<< Click to Display Table of Contents >> Navigation: Using GeNIe > Learning > Data format |
The data used by all GeNIe learning functionality has to conform to certain format constraints. Columns in data files correspond to variables and rows (records) to various values of these variables. Variable names (the first row in the data file) should be strings of alphanumerical characters with no spaces and no special characters (with the exception of underscore characters). Values of variables should either be strings of alphanumerical characters with no spaces and no special characters (with the exception of underscore characters) or, in case of continuous variables, numbers. Letters are a-z and A-Z but also all Unicode characters above codepoint 127, which allows using characters from other alphabets than the Latin alphabet.
GeNIe will be somewhat tolerant to minor departures from these requirements but we advise strict adherence because departure from the required format will lead to GeNIe replacing illegal characters, which may lead to later mismatch between a model and the data from which it was learned. Even if you depart from the strict adherence to the format, please make sure that you avoid some characters in the variables names. We have found the that underlying database in which we save data in GeNIe format does not like the "/" and "." characters.

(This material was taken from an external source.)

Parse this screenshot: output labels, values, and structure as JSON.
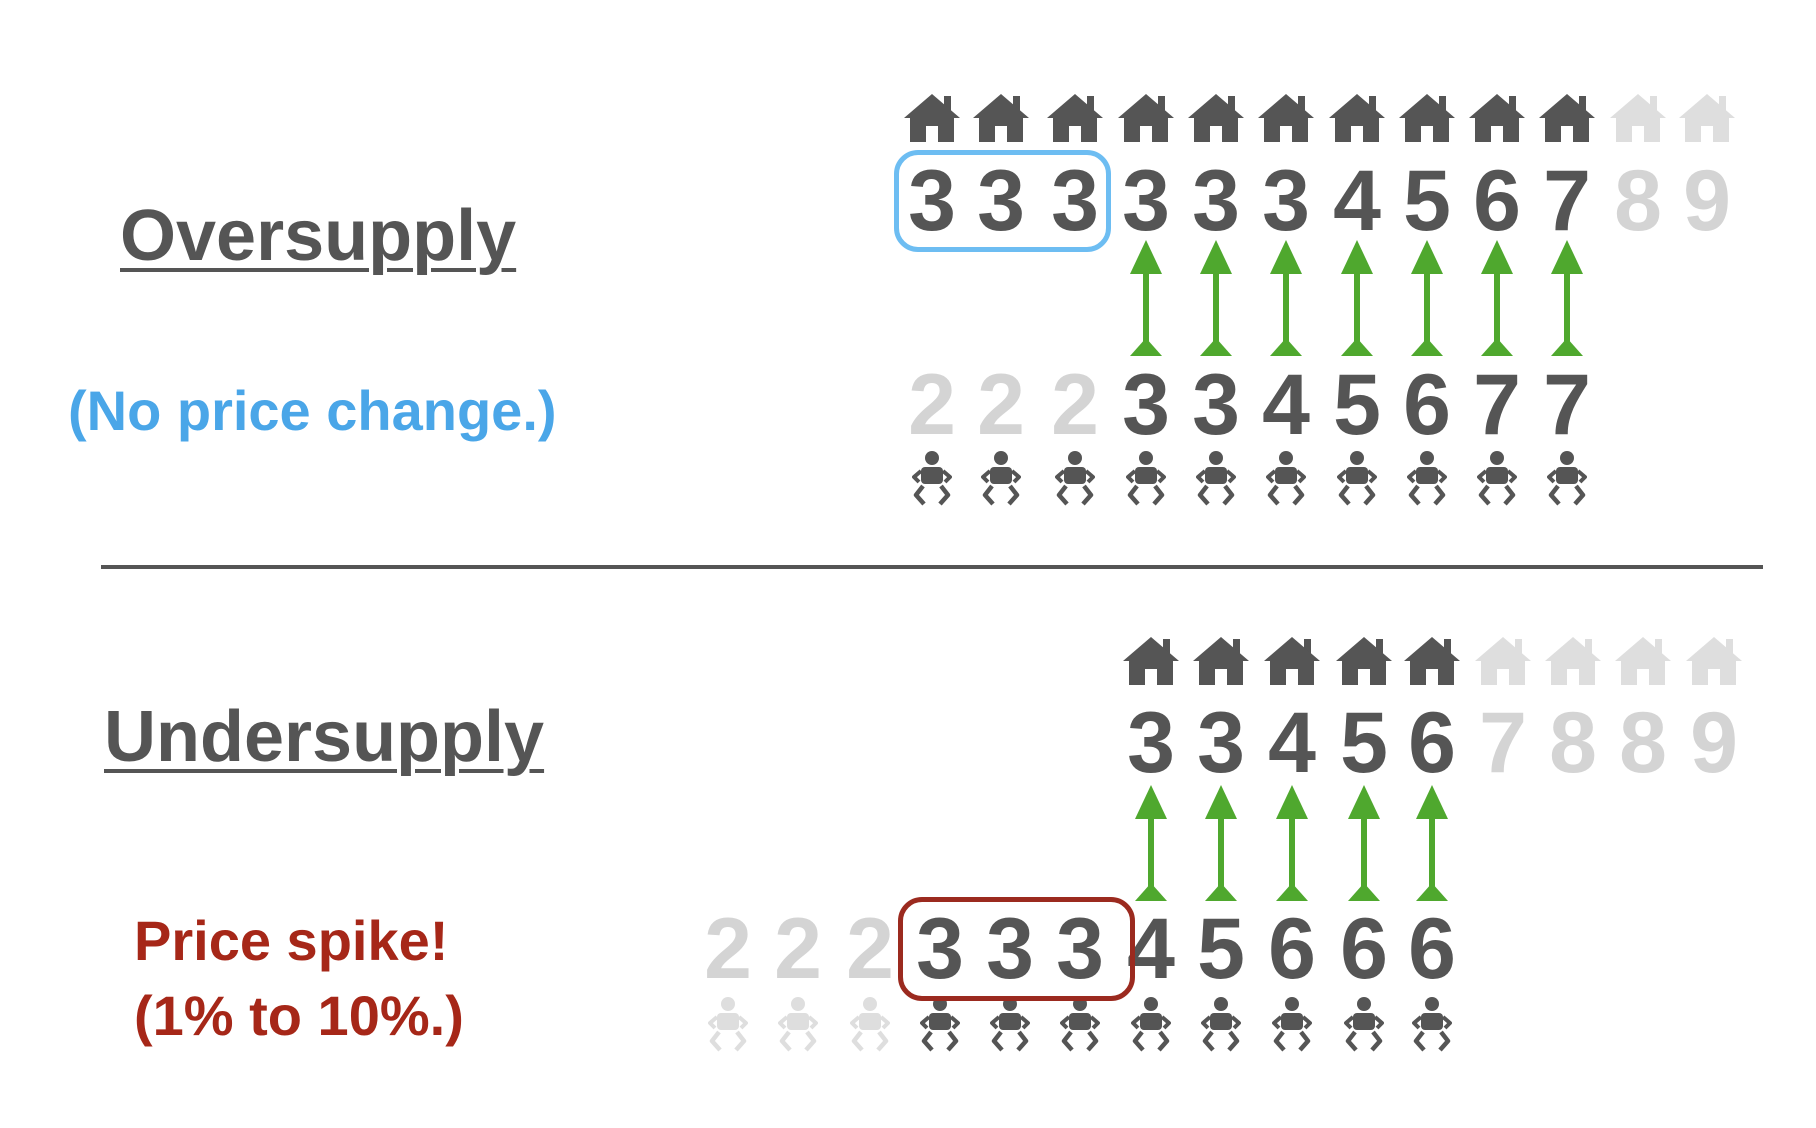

Users often ask us about limitations on the size of the data file: (1) What is the largest number of records in a data file that GeNIe can handle?, and (2) What is the minimum required number of records in a data file? Both questions do not have clear-cut answers.

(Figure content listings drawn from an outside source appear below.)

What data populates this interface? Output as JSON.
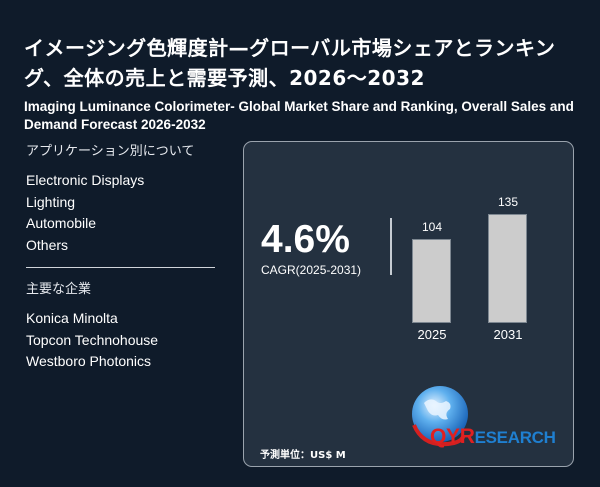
{
  "header": {
    "title_jp": "イメージング色輝度計—グローバル市場シェアとランキング、全体の売上と需要予測、2026～2032",
    "title_en": "Imaging Luminance Colorimeter- Global Market Share and Ranking, Overall Sales and Demand Forecast 2026-2032"
  },
  "applications": {
    "heading": "アプリケーション別について",
    "items": [
      "Electronic Displays",
      "Lighting",
      "Automobile",
      "Others"
    ]
  },
  "companies": {
    "heading": "主要な企業",
    "items": [
      "Konica Minolta",
      "Topcon Technohouse",
      "Westboro Photonics"
    ]
  },
  "card": {
    "cagr_value": "4.6%",
    "cagr_label": "CAGR(2025-2031)",
    "unit_label": "予測単位：US$ M",
    "logo": {
      "icon": "globe-icon",
      "qyr": "QYR",
      "research": "ESEARCH"
    }
  },
  "colors": {
    "background": "#0f1b2a",
    "card_background": "#243140",
    "bar": "#cccccc",
    "logo_red": "#e02020",
    "logo_blue": "#1f7fd0"
  },
  "chart_data": {
    "type": "bar",
    "title": "",
    "categories": [
      "2025",
      "2031"
    ],
    "values": [
      104,
      135
    ],
    "value_labels": [
      "104",
      "135"
    ],
    "xlabel": "",
    "ylabel": "",
    "unit": "US$ M",
    "annotation": "4.6% CAGR(2025-2031)",
    "grid": false,
    "legend": "none"
  }
}
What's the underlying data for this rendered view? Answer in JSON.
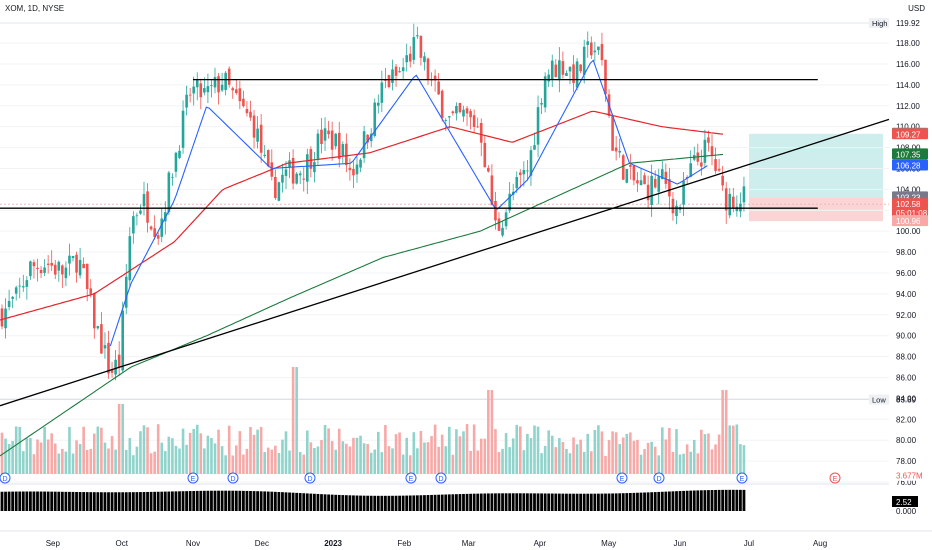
{
  "header": {
    "symbol": "XOM, 1D, NYSE",
    "currency": "USD"
  },
  "price_axis": {
    "ticks": [
      118,
      116,
      114,
      112,
      110,
      108,
      106,
      104,
      102,
      100,
      98,
      96,
      94,
      92,
      90,
      88,
      86,
      84,
      82,
      80,
      78,
      76
    ]
  },
  "price_labels": [
    {
      "key": "high_tag",
      "text": "High",
      "kind": "text"
    },
    {
      "key": "high_val",
      "text": "119.92",
      "kind": "plain"
    },
    {
      "key": "p10932",
      "text": "109.32",
      "kind": "teal"
    },
    {
      "key": "p10927",
      "text": "109.27",
      "kind": "red"
    },
    {
      "key": "p10735",
      "text": "107.35",
      "kind": "green"
    },
    {
      "key": "p10628",
      "text": "106.28",
      "kind": "blue"
    },
    {
      "key": "p10323",
      "text": "103.23",
      "kind": "gray"
    },
    {
      "key": "p10258",
      "text": "102.58",
      "kind": "red"
    },
    {
      "key": "cd",
      "text": "05:01:08",
      "kind": "red"
    },
    {
      "key": "p10096",
      "text": "100.96",
      "kind": "pink"
    },
    {
      "key": "low_tag",
      "text": "Low",
      "kind": "text"
    },
    {
      "key": "low_val",
      "text": "83.89",
      "kind": "plain"
    },
    {
      "key": "vol",
      "text": "3.677M",
      "kind": "pinktext"
    }
  ],
  "osc_axis": {
    "value": "2.52",
    "zero": "0.000"
  },
  "time_axis": [
    "Sep",
    "Oct",
    "Nov",
    "Dec",
    "2023",
    "Feb",
    "Mar",
    "Apr",
    "May",
    "Jun",
    "Jul",
    "Aug"
  ],
  "event_markers": [
    "D",
    "E",
    "D",
    "D",
    "E",
    "D",
    "E",
    "D",
    "E",
    "E"
  ],
  "colors": {
    "up": "#26a69a",
    "down": "#ef5350",
    "ma_fast": "#2962ff",
    "ma_mid": "#e5242b",
    "ma_slow": "#1b7a3c",
    "vol_up": "#8fd3cb",
    "vol_down": "#f7a9a7",
    "osc": "#000000",
    "zone_target": "#cdeeed",
    "zone_stop": "#fbd5d5"
  },
  "chart_data": {
    "type": "candlestick",
    "symbol": "XOM",
    "interval": "1D",
    "exchange": "NYSE",
    "currency": "USD",
    "x_range": [
      "2022-08-09",
      "2023-08-31"
    ],
    "y_range": [
      76,
      121
    ],
    "high": 119.92,
    "low": 83.89,
    "last_price": 102.58,
    "series": [
      {
        "name": "close",
        "points": [
          [
            "2022-08-09",
            92.0
          ],
          [
            "2022-08-16",
            93.5
          ],
          [
            "2022-08-22",
            96.5
          ],
          [
            "2022-08-29",
            97.0
          ],
          [
            "2022-09-06",
            96.0
          ],
          [
            "2022-09-12",
            97.5
          ],
          [
            "2022-09-19",
            91.5
          ],
          [
            "2022-09-26",
            86.5
          ],
          [
            "2022-09-30",
            87.5
          ],
          [
            "2022-10-05",
            101.0
          ],
          [
            "2022-10-10",
            103.0
          ],
          [
            "2022-10-17",
            100.0
          ],
          [
            "2022-10-24",
            107.0
          ],
          [
            "2022-10-31",
            113.5
          ],
          [
            "2022-11-07",
            113.0
          ],
          [
            "2022-11-14",
            114.5
          ],
          [
            "2022-11-21",
            112.0
          ],
          [
            "2022-11-28",
            110.0
          ],
          [
            "2022-12-05",
            104.0
          ],
          [
            "2022-12-12",
            105.5
          ],
          [
            "2022-12-19",
            106.0
          ],
          [
            "2022-12-27",
            109.0
          ],
          [
            "2023-01-03",
            108.5
          ],
          [
            "2023-01-09",
            105.5
          ],
          [
            "2023-01-17",
            110.0
          ],
          [
            "2023-01-23",
            114.0
          ],
          [
            "2023-01-30",
            115.0
          ],
          [
            "2023-02-06",
            118.0
          ],
          [
            "2023-02-13",
            114.0
          ],
          [
            "2023-02-21",
            110.5
          ],
          [
            "2023-02-27",
            111.0
          ],
          [
            "2023-03-06",
            110.0
          ],
          [
            "2023-03-13",
            100.0
          ],
          [
            "2023-03-20",
            103.5
          ],
          [
            "2023-03-27",
            106.0
          ],
          [
            "2023-04-03",
            115.0
          ],
          [
            "2023-04-10",
            116.0
          ],
          [
            "2023-04-17",
            115.0
          ],
          [
            "2023-04-24",
            118.0
          ],
          [
            "2023-04-28",
            116.0
          ],
          [
            "2023-05-03",
            108.0
          ],
          [
            "2023-05-10",
            105.0
          ],
          [
            "2023-05-17",
            104.0
          ],
          [
            "2023-05-24",
            105.0
          ],
          [
            "2023-05-31",
            102.0
          ],
          [
            "2023-06-06",
            106.0
          ],
          [
            "2023-06-13",
            108.0
          ],
          [
            "2023-06-16",
            106.5
          ],
          [
            "2023-06-20",
            103.23
          ]
        ]
      },
      {
        "name": "ma_fast",
        "points": [
          [
            "2022-09-26",
            89.0
          ],
          [
            "2022-10-05",
            95.0
          ],
          [
            "2022-10-24",
            103.0
          ],
          [
            "2022-11-07",
            112.0
          ],
          [
            "2022-12-05",
            106.0
          ],
          [
            "2023-01-09",
            106.5
          ],
          [
            "2023-02-06",
            115.0
          ],
          [
            "2023-03-13",
            102.0
          ],
          [
            "2023-03-27",
            105.0
          ],
          [
            "2023-04-24",
            116.5
          ],
          [
            "2023-05-10",
            106.5
          ],
          [
            "2023-05-31",
            104.5
          ],
          [
            "2023-06-13",
            106.28
          ]
        ]
      },
      {
        "name": "ma_mid",
        "points": [
          [
            "2022-08-09",
            91.5
          ],
          [
            "2022-09-19",
            94.0
          ],
          [
            "2022-10-24",
            99.0
          ],
          [
            "2022-11-14",
            104.0
          ],
          [
            "2022-12-12",
            106.5
          ],
          [
            "2023-01-17",
            107.5
          ],
          [
            "2023-02-21",
            110.0
          ],
          [
            "2023-03-20",
            108.5
          ],
          [
            "2023-04-24",
            111.5
          ],
          [
            "2023-05-24",
            110.0
          ],
          [
            "2023-06-20",
            109.27
          ]
        ]
      },
      {
        "name": "ma_slow",
        "points": [
          [
            "2022-08-09",
            78.5
          ],
          [
            "2022-10-05",
            87.0
          ],
          [
            "2022-11-07",
            90.0
          ],
          [
            "2022-12-12",
            93.5
          ],
          [
            "2023-01-23",
            97.5
          ],
          [
            "2023-03-06",
            100.0
          ],
          [
            "2023-04-10",
            103.5
          ],
          [
            "2023-05-10",
            106.5
          ],
          [
            "2023-06-20",
            107.35
          ]
        ]
      }
    ],
    "annotations": [
      {
        "type": "horizontal",
        "y": 114.5,
        "from": "2022-11-01",
        "to": "2023-07-31"
      },
      {
        "type": "horizontal",
        "y": 102.2,
        "from": "2022-08-09",
        "to": "2023-07-31"
      },
      {
        "type": "trendline",
        "from": [
          "2022-08-09",
          83.3
        ],
        "to": [
          "2023-08-31",
          110.7
        ]
      },
      {
        "type": "position",
        "entry": 103.23,
        "target": 109.32,
        "stop": 100.96
      }
    ],
    "volume_last": "3.677M",
    "oscillator_last": 2.52
  }
}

There is never too many data records in learning and as their number increases, the quality of the learned structures and parameters will increase as well. GeNIe deals with data quite efficiently and usually compresses them before or during learning. Should the number of data records cause a slowdown of learning (we have not encountered this but it is theoretically possible), we suggest reducing the data set size by selecting a representative sample of the records. As long as the sample reflects the properties of the original data, the learning procedure will be sound. To ensure that the sample is representative, one has to give every member of the population (the original huge set of records) an equal chance of being selected.

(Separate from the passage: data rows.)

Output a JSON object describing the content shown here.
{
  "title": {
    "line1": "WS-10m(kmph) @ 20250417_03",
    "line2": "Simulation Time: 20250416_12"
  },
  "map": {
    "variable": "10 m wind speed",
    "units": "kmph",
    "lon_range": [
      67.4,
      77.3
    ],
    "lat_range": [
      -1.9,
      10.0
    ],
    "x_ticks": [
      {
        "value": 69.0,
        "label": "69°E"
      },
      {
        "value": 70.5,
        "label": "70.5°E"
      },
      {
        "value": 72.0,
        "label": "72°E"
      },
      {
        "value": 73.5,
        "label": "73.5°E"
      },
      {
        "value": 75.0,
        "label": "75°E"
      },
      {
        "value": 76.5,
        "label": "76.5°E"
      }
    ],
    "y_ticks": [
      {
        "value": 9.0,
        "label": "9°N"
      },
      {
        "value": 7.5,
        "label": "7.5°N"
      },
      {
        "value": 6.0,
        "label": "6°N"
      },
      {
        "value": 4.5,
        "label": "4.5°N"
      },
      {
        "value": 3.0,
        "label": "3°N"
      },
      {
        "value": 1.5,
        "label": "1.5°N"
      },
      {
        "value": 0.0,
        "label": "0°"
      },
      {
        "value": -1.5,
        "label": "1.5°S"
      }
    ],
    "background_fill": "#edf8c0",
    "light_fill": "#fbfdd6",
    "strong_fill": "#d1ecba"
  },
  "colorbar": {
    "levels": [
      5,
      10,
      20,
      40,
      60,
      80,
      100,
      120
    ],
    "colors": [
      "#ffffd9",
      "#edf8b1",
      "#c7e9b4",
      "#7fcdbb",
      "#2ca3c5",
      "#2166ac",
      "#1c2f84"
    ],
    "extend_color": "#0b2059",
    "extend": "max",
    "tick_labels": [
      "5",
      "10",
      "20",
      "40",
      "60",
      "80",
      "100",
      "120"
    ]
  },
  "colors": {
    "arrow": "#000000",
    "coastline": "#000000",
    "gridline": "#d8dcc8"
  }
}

Too few records in a data file is a much more common problem in practice. Here, there is no clear-cut answer of what the minimum should be, as it depends on the properties of the underlying model. We have seen a heuristic "at least ten times as many records as the number of variables" but it is really just a heuristic that can be easily criticized. One way of estimating the number of records that one needs to learn a network is to look at the largest CPT in the model. When learning parameters, all records in the data have to be distributed among the columns of that largest CPT. Suppose we have 100 records in the data file and the largest CPT consists of 32 columns. The hundred records will have to be distributed among the 32 columns, which gives roughly three records per column on the average. It is hard to learn a probability distribution from just three data points. Another difficulty is that the distribution among the 32 columns is not going to be uniform and there will be many columns with zero records. This is a rough, order of magnitude argument but it should give an idea of how many records one needs to achieve a reasonable accuracy.